韓国政府は、1991年に元慰安婦の女性の1人が初めて公の場で証言した日にあたる8月14日を、去年から「慰安婦をたたえる日」として新たな記念日に制定し、14日は各地で関連の行事が行われています。

このうちソウル市内では午前11時から、政府主催の式典が開かれ、元慰安婦の女性やその遺族などおよそ300人が出席しました。

韓国政府は、式典の目的を慰安婦問題についての認識を広めるためだとしていて、チン・ソンミ女性家族相は「元慰安婦の女性たちは勇気を出して、自分たちの苦痛を知らせてきた。このような悲劇が二度と起きないよう忘れずに記憶していく」とあいさつしました。

また、去年は式典に出席していたムン・ジェイン(文在寅)大統領は、今回は出席せず、代わりに談話を発表し、「政府は、被害者たちの尊厳と名誉を回復するために最善を尽くすつもりだ。この問題を平和と女性の人権に対するメッセージとして、国際社会と共有していく」と述べました。

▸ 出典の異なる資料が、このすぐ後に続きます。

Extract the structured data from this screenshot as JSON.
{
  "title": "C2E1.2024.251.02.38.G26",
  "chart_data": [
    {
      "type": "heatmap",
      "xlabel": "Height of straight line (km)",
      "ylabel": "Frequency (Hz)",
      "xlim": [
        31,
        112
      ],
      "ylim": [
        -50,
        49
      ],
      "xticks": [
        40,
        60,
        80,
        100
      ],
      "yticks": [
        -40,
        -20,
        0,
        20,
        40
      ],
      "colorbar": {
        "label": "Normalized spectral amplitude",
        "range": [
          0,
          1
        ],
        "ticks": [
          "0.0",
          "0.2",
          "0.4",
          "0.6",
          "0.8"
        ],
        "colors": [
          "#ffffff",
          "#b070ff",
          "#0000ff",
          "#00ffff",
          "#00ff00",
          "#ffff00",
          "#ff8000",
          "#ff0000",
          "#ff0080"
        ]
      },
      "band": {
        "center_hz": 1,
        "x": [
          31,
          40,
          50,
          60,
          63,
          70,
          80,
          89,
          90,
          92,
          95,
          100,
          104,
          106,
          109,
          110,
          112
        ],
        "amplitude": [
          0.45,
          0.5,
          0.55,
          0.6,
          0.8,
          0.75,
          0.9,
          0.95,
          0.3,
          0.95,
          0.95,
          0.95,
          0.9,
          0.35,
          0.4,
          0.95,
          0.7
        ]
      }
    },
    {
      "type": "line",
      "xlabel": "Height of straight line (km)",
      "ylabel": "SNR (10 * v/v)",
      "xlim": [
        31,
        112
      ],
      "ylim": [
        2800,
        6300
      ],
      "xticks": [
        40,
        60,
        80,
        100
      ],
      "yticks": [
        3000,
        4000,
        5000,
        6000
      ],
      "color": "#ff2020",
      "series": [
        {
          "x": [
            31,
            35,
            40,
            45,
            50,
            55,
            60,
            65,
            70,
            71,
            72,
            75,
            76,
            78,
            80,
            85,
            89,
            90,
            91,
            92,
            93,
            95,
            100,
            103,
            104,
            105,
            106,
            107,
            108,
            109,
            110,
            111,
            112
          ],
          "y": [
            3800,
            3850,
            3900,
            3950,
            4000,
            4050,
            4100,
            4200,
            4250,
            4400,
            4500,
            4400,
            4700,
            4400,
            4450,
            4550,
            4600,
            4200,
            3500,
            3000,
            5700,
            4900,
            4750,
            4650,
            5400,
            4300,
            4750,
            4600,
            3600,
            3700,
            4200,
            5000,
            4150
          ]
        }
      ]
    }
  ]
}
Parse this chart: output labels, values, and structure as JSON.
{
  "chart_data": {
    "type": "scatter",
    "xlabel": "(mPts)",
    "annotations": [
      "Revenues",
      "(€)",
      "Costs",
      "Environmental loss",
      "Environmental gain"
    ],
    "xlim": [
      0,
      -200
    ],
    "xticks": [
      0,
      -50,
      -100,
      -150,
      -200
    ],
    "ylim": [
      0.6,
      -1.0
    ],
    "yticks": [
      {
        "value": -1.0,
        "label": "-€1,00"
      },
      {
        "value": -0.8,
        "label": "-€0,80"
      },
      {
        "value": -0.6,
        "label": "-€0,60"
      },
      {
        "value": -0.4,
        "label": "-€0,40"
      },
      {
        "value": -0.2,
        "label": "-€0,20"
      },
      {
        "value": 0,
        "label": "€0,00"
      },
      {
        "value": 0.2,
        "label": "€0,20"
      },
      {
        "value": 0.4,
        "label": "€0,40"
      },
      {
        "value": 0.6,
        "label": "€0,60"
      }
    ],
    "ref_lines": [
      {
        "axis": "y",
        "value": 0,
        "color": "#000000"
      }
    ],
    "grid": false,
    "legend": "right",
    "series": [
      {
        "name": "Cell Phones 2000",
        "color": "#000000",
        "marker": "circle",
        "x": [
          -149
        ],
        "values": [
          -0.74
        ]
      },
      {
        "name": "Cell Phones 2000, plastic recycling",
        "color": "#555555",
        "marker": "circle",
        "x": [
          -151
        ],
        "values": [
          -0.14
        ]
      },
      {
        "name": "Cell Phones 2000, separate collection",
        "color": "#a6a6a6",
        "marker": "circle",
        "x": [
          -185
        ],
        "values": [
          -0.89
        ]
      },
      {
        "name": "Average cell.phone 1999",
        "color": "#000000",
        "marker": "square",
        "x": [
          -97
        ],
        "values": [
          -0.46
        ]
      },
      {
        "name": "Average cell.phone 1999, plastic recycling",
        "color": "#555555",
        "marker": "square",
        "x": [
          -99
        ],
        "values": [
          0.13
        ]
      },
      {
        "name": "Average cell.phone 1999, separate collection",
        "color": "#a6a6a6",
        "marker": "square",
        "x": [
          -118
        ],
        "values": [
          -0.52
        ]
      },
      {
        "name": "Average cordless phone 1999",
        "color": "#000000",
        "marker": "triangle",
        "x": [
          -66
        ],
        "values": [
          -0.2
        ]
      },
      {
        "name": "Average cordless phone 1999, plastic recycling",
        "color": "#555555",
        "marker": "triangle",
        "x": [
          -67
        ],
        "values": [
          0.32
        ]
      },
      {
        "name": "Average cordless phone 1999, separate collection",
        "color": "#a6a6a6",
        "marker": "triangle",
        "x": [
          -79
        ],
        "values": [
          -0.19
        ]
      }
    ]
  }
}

慰安婦問題をめぐって、日本政府は、2015年に最終的かつ不可逆的な解決を確認した日韓合意の着実な履行を求めていて、この問題をめぐっても、日韓両国の隔たりが埋まらない状況が続いています。

ソウルに新たな像を設置

ソウル市では、中心部の繁華街に近い地区で慰安婦問題を象徴する像の除幕式が行われ、閣僚や元慰安婦の女性などおよそ100人が出席しました。ソウル市によりますと、像は、韓国、中国、フィリピンの慰安婦を表現しているということで、市民が像の手をとって記念撮影できるようになっています。

ソウル市のパク・ウォンスン(朴元淳)市長は「安倍政権は歴史を顧みることを拒否し、むしろ政治の道具として悪用している」と批判しました。

また、日本大使館の前でも市民団体が毎週水曜日に行っている抗議集会を開きました。
集会は14日で1400回目ということで、2000人近くの市民が集まり、参加者は「安倍政権は謝罪と賠償をしろ」などと繰り返し訴えました。

韓国では、先月、日本の輸出管理の強化が発表されてから、日本製品の不買運動が呼びかけられていますが、15日は、日本の植民地支配から朝鮮半島が解放された記念日にあたり、市民の対日感情がさらに悪化することも予想されます。